ThinkProgress has outlined the many ways in which this act has benefited the United States. President Obama crafted the Recovery Act with the goal of creating American jobs, boosting the economy, supporting small businesses, and saving everyday people money on energy bills while reducing greenhouse gas emissions. It is obviously a great achievement for him, but the real benefits are had by those who have had their homes revamped to be more energy efficient.
The act states that any household at or below 200% of the poverty line may qualify to apply for retrofit services, meaning about 38 million households are eligible. So far, priority has been given to families with children and homeowners who are disabled or elderly. These services can help a family reduce energy use by up to 35%, saving more than $400 on heating and cooling bills in the first year alone. For a household struggling to make ends meet, that’s a big chunk of money that could be better spent on groceries, healthcare, or schooling. In 2010, the program saved low-income families $2.1 billion.

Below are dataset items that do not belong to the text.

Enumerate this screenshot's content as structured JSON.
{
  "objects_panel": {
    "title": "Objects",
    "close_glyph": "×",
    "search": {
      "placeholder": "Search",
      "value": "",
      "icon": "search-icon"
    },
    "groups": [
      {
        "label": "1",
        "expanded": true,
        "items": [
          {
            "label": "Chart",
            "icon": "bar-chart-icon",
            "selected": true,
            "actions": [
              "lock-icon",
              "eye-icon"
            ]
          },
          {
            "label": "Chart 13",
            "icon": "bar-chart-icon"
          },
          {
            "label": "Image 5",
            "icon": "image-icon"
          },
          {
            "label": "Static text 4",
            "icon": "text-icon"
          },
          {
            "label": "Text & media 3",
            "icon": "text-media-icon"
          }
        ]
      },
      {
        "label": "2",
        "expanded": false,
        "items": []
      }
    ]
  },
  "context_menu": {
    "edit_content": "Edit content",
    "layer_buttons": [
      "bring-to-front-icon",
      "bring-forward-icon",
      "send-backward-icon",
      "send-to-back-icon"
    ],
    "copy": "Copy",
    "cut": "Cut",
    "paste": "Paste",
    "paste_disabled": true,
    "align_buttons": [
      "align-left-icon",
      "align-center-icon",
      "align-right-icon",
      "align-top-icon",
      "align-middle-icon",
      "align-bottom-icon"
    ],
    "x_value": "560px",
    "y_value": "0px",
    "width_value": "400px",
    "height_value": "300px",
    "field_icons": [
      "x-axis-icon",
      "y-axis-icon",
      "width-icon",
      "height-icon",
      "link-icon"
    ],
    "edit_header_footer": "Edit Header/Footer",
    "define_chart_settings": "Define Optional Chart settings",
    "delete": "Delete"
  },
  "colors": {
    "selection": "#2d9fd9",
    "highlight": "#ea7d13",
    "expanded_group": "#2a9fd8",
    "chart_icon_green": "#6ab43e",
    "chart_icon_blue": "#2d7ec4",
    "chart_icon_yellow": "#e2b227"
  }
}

As far as economic benefits, the program has involved over 1,000 local agencies and 4,000 private contractors while employing more than 12,000 workers every quarter to perform these services around the country. Not only did it create much-needed jobs in the construction industry, but it also gave American manufacturing industries and small businesses a boost. Nearly 90% of materials used were made in the USA.
And for the environment? 30% of greenhouse gas emissions in the United States come from buildings and homes, so it’s putting a big dent in the climate problem as well.
It’s strange to me that you don’t hear much about this on the news, particularly during an election year, but it’s good to see that the numbers speak for themselves and projects like this are well on their way to creating a better America. It will be great to see the day when everyone in the United States (and the world) has an energy-efficient home.